Slaughter and Polanski have emphasised throughout the election campaign that the Greens could be “kingmakers” in the next Senedd. As a potential junior partner in a Plaid Cymru government, they have vowed to push the larger party to be bolder on energy, climate and housing policy, as well as rent controls and council tax.
Liz Hughes, a 53-year-old former Labour supporter, said the Green party represented “hope not hate”.
“I understand the frustration people feel at the cost of living and how hard everything is,” she said. “But Reform doesn’t have the answers.”
Saturday’s atmosphere was unthinkable a year ago. Last summer, Slaughter said he was confident the Greens would get at least one seat in 2026, their first ever in the Senedd.
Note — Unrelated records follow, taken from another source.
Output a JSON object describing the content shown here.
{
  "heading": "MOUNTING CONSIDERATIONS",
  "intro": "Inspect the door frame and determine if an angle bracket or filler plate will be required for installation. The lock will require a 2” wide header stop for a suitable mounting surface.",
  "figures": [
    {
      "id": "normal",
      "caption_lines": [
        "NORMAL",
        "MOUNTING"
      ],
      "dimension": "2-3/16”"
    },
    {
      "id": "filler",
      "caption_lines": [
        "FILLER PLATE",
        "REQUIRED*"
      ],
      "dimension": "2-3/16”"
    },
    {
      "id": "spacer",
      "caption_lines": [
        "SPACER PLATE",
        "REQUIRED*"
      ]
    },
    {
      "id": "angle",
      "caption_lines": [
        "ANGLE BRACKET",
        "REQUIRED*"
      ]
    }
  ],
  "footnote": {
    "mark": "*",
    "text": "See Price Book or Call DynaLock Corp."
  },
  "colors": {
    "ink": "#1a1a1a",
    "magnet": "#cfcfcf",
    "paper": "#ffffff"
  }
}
Since then, Green party membership in England and Wales has tripled to 222,000. In February, one Senedd poll forecast the party gaining 10 seats, pushing once-hegemonic Welsh Labour into fourth place.
Winning five seats would make the Greens a formal Senedd party group, unlocking hundreds of thousands of pounds in public money that could transform the party from a grassroots movement into a mainstay in Welsh politics.
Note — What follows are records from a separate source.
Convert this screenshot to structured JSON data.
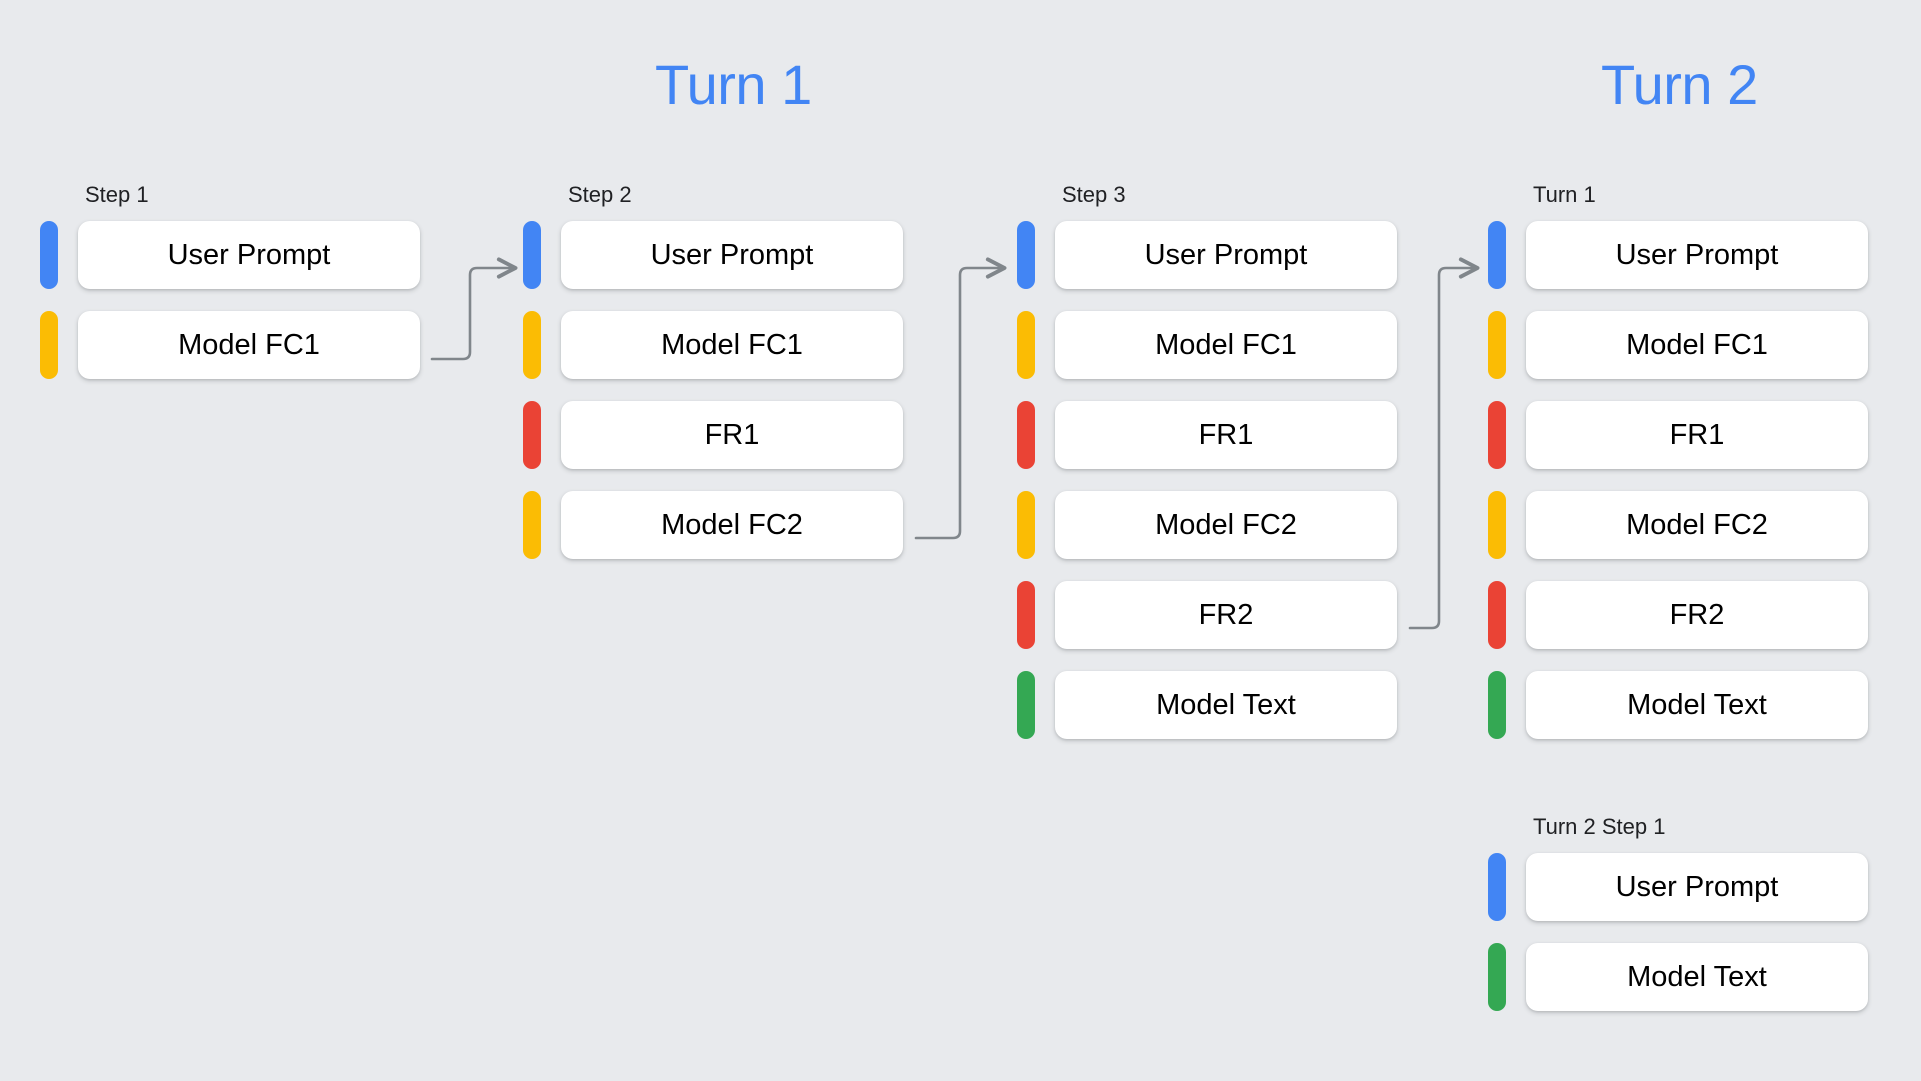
{
  "theme": {
    "background": "#E8EAED",
    "header_color": "#4285F4",
    "card_background": "#FFFFFF",
    "connector_color": "#80868B",
    "bar_colors": {
      "user_prompt": "#4285F4",
      "model_fc": "#FBBC04",
      "function_response": "#EA4335",
      "model_text": "#34A853"
    }
  },
  "headers": [
    {
      "id": "turn-1",
      "label": "Turn 1"
    },
    {
      "id": "turn-2",
      "label": "Turn 2"
    }
  ],
  "columns": [
    {
      "id": "step-1",
      "label": "Step 1",
      "rows": [
        {
          "label": "User Prompt",
          "color": "blue"
        },
        {
          "label": "Model FC1",
          "color": "yellow"
        }
      ]
    },
    {
      "id": "step-2",
      "label": "Step 2",
      "rows": [
        {
          "label": "User Prompt",
          "color": "blue"
        },
        {
          "label": "Model FC1",
          "color": "yellow"
        },
        {
          "label": "FR1",
          "color": "red"
        },
        {
          "label": "Model FC2",
          "color": "yellow"
        }
      ]
    },
    {
      "id": "step-3",
      "label": "Step 3",
      "rows": [
        {
          "label": "User Prompt",
          "color": "blue"
        },
        {
          "label": "Model FC1",
          "color": "yellow"
        },
        {
          "label": "FR1",
          "color": "red"
        },
        {
          "label": "Model FC2",
          "color": "yellow"
        },
        {
          "label": "FR2",
          "color": "red"
        },
        {
          "label": "Model Text",
          "color": "green"
        }
      ]
    },
    {
      "id": "turn-2-turn-1",
      "label": "Turn 1",
      "rows": [
        {
          "label": "User Prompt",
          "color": "blue"
        },
        {
          "label": "Model FC1",
          "color": "yellow"
        },
        {
          "label": "FR1",
          "color": "red"
        },
        {
          "label": "Model FC2",
          "color": "yellow"
        },
        {
          "label": "FR2",
          "color": "red"
        },
        {
          "label": "Model Text",
          "color": "green"
        }
      ]
    },
    {
      "id": "turn-2-step-1",
      "label": "Turn 2 Step 1",
      "rows": [
        {
          "label": "User Prompt",
          "color": "blue"
        },
        {
          "label": "Model Text",
          "color": "green"
        }
      ]
    }
  ],
  "connectors": [
    {
      "id": "step1-to-step2",
      "from": "Model FC1",
      "to": "User Prompt"
    },
    {
      "id": "step2-to-step3",
      "from": "Model FC2",
      "to": "User Prompt"
    },
    {
      "id": "step3-to-turn1",
      "from": "FR2",
      "to": "User Prompt"
    }
  ]
}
While canvassing on a sunny Saturday in April in Grangetown, a working-class neighbourhood in west Cardiff, almost every resident told Slaughter they would vote for him. Several said they were disillusioned former Labour voters; one said they did not think Plaid Cymru’s platform was progressive enough.
“Dedicated members have put in a lot of work over the years on councils, campaigning, to get the party to where we are today,” Slaughter said. “It’s really weird being recognised though. I’m still not used to it.”
The Greens are likely to pick up seats in the two new superconstituencies that Cardiff straddles. The party is also competitive in Ceredigion Penfro and Brycheiniog Tawe Nedd.
Six members will be elected in each constituency under Wales’s new, more proportional voting system: by the time the sixth seat on the list is decided, a few dozen votes could make the difference, which means the fight for the last seats in many places could be a battle between the Greens and Reform.
At the church hall, Tessa Marshall, the second Green candidate on the list for Caerdydd Penarth after Slaughter, said: “Voting Green won’t let Reform in … We can stop [Reform] from being the largest party.”
The party’s relatively slim Senedd elections manifesto was described by the Institute for Fiscal Studies as an “opening gambit for potential negotiations with other parties”. On Saturday, Slaughter called it “an outline of our priorities and ambitions for Wales”.
Pledges to replace council tax and business rates with new taxes based on land value could chime with Plaid Cymru promises to improve business rates and make council tax “fairer”. The parties are also aligned on expanding universal childcare provision.
Energy and nature policy may be thornier ground. Welsh-speaking rural and farming communities make up much of Plaid Cymru’s base, and the Welsh nationalist party is supportive of some nuclear power, including Wylfa on Ynys Môn (Anglesey), which is set to host the UK’s first small modular reactor (SMR) nuclear power station.
The party was ready for the challenges and responsibilities of government, Slaughter said.
“Our candidates aren’t professional politicians, they represent a diverse range of communities, they have had real jobs and real experience of struggling to make ends meet to support their families,” he said.
“That makes them more than qualified and competent to helm the scale of the change that is coming after lots of tinkering around the edges from establishment factions.”